A Section Of The Transatlantic Cable
This piece corresponds closely with examples produced by Tiffany following the first successful expedition in 1858, without having the Tiffany provenance. The example in the Powerhouse Museum Collection in Sydney has a special presentation box and letter signed by Cyrus Field.
The Atlantic Telegraph Company was registered in 1856 with a capital of £350 as a direct result of the efforts of Charles Bright, John Watkins Brett and his brother Jacob and the American Cyrus W. Field. Manufacture of the cable was started in 1857 and attempts to lay it began the same year from the British ship Agamemnon and the American ship Niagara. These were warships that had been lent to the project by the British and American governments. A number of unsuccessful attempts were made with the cable breaking, but in 1858 they achieved success, the ships meeting in the mid-Atlantic. The cable was spliced together and the ships proceeded in opposite directions, the Niagara heading for Trinity Bay, Newfoundland, and the Agamemnon to Valentia Island, Co. Kerry, arriving on August 5th. This was a distance of 2000 nautical miles.

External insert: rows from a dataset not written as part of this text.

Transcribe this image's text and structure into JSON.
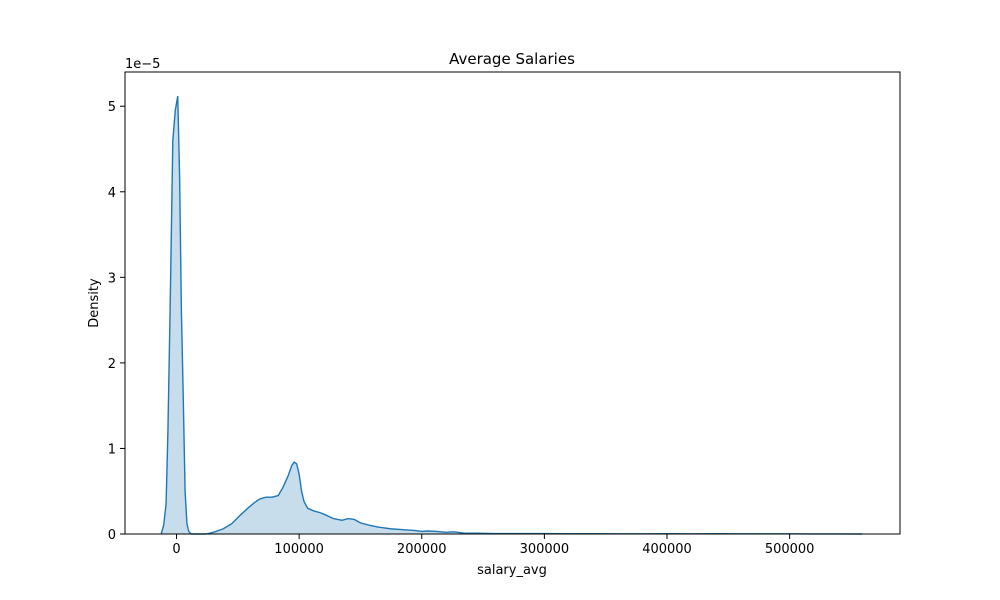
{
  "chart_data": {
    "type": "area",
    "title": "Average Salaries",
    "xlabel": "salary_avg",
    "ylabel": "Density",
    "y_offset_label": "1e−5",
    "xlim": [
      -42000,
      590000
    ],
    "ylim": [
      0,
      5.4
    ],
    "grid": false,
    "legend": "none",
    "xticks": [
      {
        "value": 0,
        "label": "0"
      },
      {
        "value": 100000,
        "label": "100000"
      },
      {
        "value": 200000,
        "label": "200000"
      },
      {
        "value": 300000,
        "label": "300000"
      },
      {
        "value": 400000,
        "label": "400000"
      },
      {
        "value": 500000,
        "label": "500000"
      }
    ],
    "yticks": [
      {
        "value": 0,
        "label": "0"
      },
      {
        "value": 1,
        "label": "1"
      },
      {
        "value": 2,
        "label": "2"
      },
      {
        "value": 3,
        "label": "3"
      },
      {
        "value": 4,
        "label": "4"
      },
      {
        "value": 5,
        "label": "5"
      }
    ],
    "series": [
      {
        "color": "#1f77b4",
        "fill_color": "#1f77b4",
        "fill_opacity": 0.25,
        "x": [
          -12500,
          -10500,
          -8500,
          -7000,
          -5000,
          -3000,
          -1000,
          1000,
          2500,
          4000,
          5500,
          7000,
          8500,
          10000,
          12000,
          14000,
          16000,
          19000,
          24000,
          30000,
          38000,
          45000,
          52000,
          58000,
          63000,
          68000,
          73000,
          78000,
          83000,
          87000,
          91000,
          94000,
          96000,
          98000,
          100000,
          102000,
          104000,
          107000,
          112000,
          117000,
          122000,
          128000,
          135000,
          140000,
          145000,
          150000,
          158000,
          165000,
          175000,
          185000,
          195000,
          200000,
          205000,
          212000,
          220000,
          226000,
          235000,
          245000,
          260000,
          280000,
          300000,
          320000,
          340000,
          360000,
          380000,
          400000,
          420000,
          440000,
          460000,
          480000,
          500000,
          520000,
          540000,
          559000
        ],
        "y": [
          0.0,
          0.1,
          0.35,
          1.2,
          2.8,
          4.6,
          4.95,
          5.12,
          4.2,
          2.6,
          1.6,
          0.5,
          0.12,
          0.03,
          0.0,
          0.0,
          0.0,
          0.0,
          0.0,
          0.02,
          0.06,
          0.12,
          0.22,
          0.3,
          0.36,
          0.41,
          0.43,
          0.43,
          0.45,
          0.55,
          0.68,
          0.8,
          0.84,
          0.82,
          0.7,
          0.5,
          0.38,
          0.3,
          0.27,
          0.25,
          0.22,
          0.18,
          0.16,
          0.18,
          0.17,
          0.13,
          0.1,
          0.08,
          0.06,
          0.05,
          0.04,
          0.03,
          0.035,
          0.03,
          0.02,
          0.025,
          0.01,
          0.01,
          0.005,
          0.005,
          0.005,
          0.003,
          0.003,
          0.002,
          0.002,
          0.003,
          0.002,
          0.003,
          0.002,
          0.002,
          0.002,
          0.001,
          0.001,
          0.0
        ]
      }
    ]
  }
}
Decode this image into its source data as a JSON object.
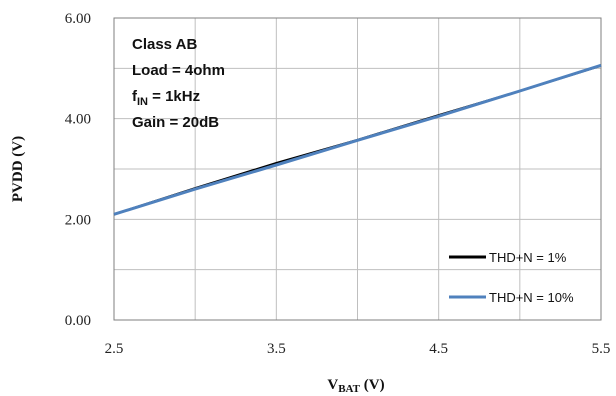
{
  "chart_data": {
    "type": "line",
    "xlabel": {
      "main": "V",
      "sub": "BAT",
      "suffix": " (V)"
    },
    "ylabel": "PVDD (V)",
    "xlim": [
      2.5,
      5.5
    ],
    "ylim": [
      0,
      6
    ],
    "x_ticks": [
      "2.5",
      "3.5",
      "4.5",
      "5.5"
    ],
    "x_tick_values": [
      2.5,
      3.5,
      4.5,
      5.5
    ],
    "x_grid_step": 0.5,
    "y_ticks": [
      "0.00",
      "2.00",
      "4.00",
      "6.00"
    ],
    "y_tick_values": [
      0,
      2,
      4,
      6
    ],
    "y_grid_step": 1,
    "grid": true,
    "annotation": {
      "line1": "Class AB",
      "line2": "Load = 4ohm",
      "line3_main": "f",
      "line3_sub": "IN",
      "line3_rest": " = 1kHz",
      "line4": "Gain = 20dB"
    },
    "legend_position": "bottom-right",
    "series": [
      {
        "name": "THD+N = 1%",
        "color": "#000000",
        "x": [
          2.5,
          3.0,
          3.5,
          4.0,
          4.5,
          5.0,
          5.5
        ],
        "y": [
          2.1,
          2.62,
          3.12,
          3.58,
          4.07,
          4.55,
          5.05
        ]
      },
      {
        "name": "THD+N = 10%",
        "color": "#4f81bd",
        "x": [
          2.5,
          3.0,
          3.5,
          4.0,
          4.5,
          5.0,
          5.5
        ],
        "y": [
          2.1,
          2.6,
          3.08,
          3.57,
          4.05,
          4.55,
          5.06
        ]
      }
    ]
  }
}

On 20th August at 5 pm. a first attempt was made by the Atlantic Telegraph to enquire about the collision of two ships off Newfoundland but no answer was received. The first message sent through wires was from Queen Victoria to the United States President, James Buchanan. The Saturday Review for August 1858 carried the headline,-"The Old and New Worlds are brought into instantaneous communication". The Gentleman's Magazine, 1858, Vol. 11, pp.179 and 407 gives a description of the event.
News of the success resulted in major celebrations and souvenirs found a keen and enthusiastic market. Remainders of the cable from the expedition were purchased by Tiffany, the jewellery company, which made them into little four-inch souvenir pieces.
The first cable only operated for three weeks. Until the early twentieth century, all the cables were a single wire.
Cyrus Field was an extremely industrious figure and he did not give up. In 1864 he set up another company, bought Isambard Kingdom Brunel's steamship Great Eastern, then the largest ship afloat, and converted it to lay cables.
By May 1865, 2,600 miles of new cable was ready.
The Great Eastern sailed from Ireland westwards, carrying the full length of cable.
But more than halfway through the journey, the cable snapped and was lost on the ocean floor.
Undeterred, the team led by engineer Samuel Canning tried once more.
The Great Eastern set sail again on 13 July 1866 and reached Hearts Content, Newfoundland, on 27 July. This time the cable's insulation held out, and the transatlantic link was established.
On 9 August the steamship set sail again for the point in the Atlantic where the cable had broken the previous year, which the crew had marked with a buoy. After over two weeks of trying, at the end of August, they managed to hook the end of the cable successfully and bring it aboard.
Early on Sunday 2 September, they took it to the instrument room. Silence fell as the electricians attempted to call Ireland. Daniel Gooch, chairman of the company, recorded in his diary, "I think my heart ceased to beat during those few minutes".
At last, an answering signal arrived from Ireland and the crew celebrated their amazing feat. The engineers spliced new cable to the end, and the Great Eastern steamed back to Hearts Content.
The 1866 expedition saved the investment in the 1865 cable, as well as doubling the capacity for signal traffic across the Atlantic.
In a matter of years, long-distance submarine cables linked continents and in 1902, a telegraph cable from Canada to New Zealand completed a network that encircled the globe.
Instantaneous global communication had finally arrived.
The undersea cables carrying our bytes of data are laid in much the same way today as the first Victorian telegraph cables.